Kemarin teman sekamar saya yang baru pulang dari Vietnam memberikanku mi instan produksi Vietnam. Saya biasanya menolak jika diberi mi karena memang saya tak begitu suka makan Indomi dan sebangsanya.
Karena setengah dipaksa, maka aku pun mengambilnya. Tak tahu kapan aku akan memasaknya karena dapur pun aku tak punya. Pilihan satu-satunya tentu dengan cara menyeduh dengan air panas yang bisa aku ambil di mesin-mesin air yang bertebaran di beberapa sudut bangunan kampus.
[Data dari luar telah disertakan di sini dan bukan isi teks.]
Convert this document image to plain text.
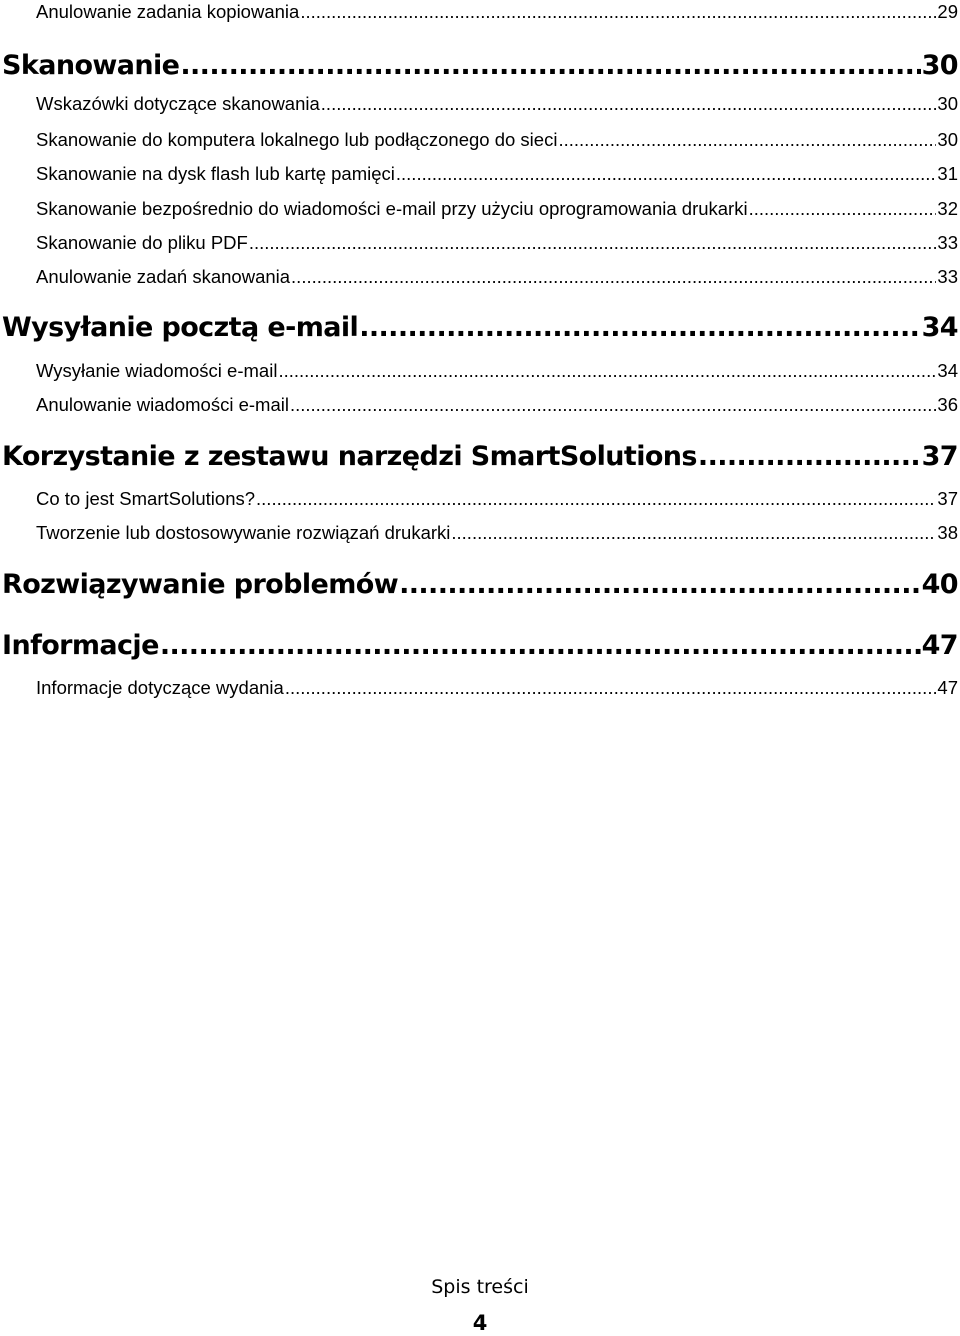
Anulowanie zadania kopiowania .....	29
Skanowanie .....	30
Wskazówki dotyczące skanowania .....	30
Skanowanie do komputera lokalnego lub podłączonego do sieci .....	30
Skanowanie na dysk flash lub kartę pamięci .....	31
Skanowanie bezpośrednio do wiadomości e-mail przy użyciu oprogramowania drukarki .....	32
Skanowanie do pliku PDF .....	33
Anulowanie zadań skanowania .....	33
Wysyłanie pocztą e-mail .....	34
Wysyłanie wiadomości e-mail .....	34
Anulowanie wiadomości e-mail .....	36
Korzystanie z zestawu narzędzi SmartSolutions .....	37
Co to jest SmartSolutions? .....	37
Tworzenie lub dostosowywanie rozwiązań drukarki .....	38
Rozwiązywanie problemów .....	40
Informacje .....	47
Informacje dotyczące wydania .....	47
Spis treści
4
Tapi lagi-lagi aku sebenarnya tak begitu suka mi instan seduhan air panas. Rasanya, menurut saya, beda sekali dengan yang dimasak. Mi instan jika dimasak agak kenyal, sedangkan jika hanya diseduh air panas, mi hanya membengkak dan tak kenyal. Akhirnya, mi ini pun kumakan mentah saja. Caranya tentu masih ingat, kan? Remukkan, kasih bumbu, dan mi siap dimakan seperti kerupuk.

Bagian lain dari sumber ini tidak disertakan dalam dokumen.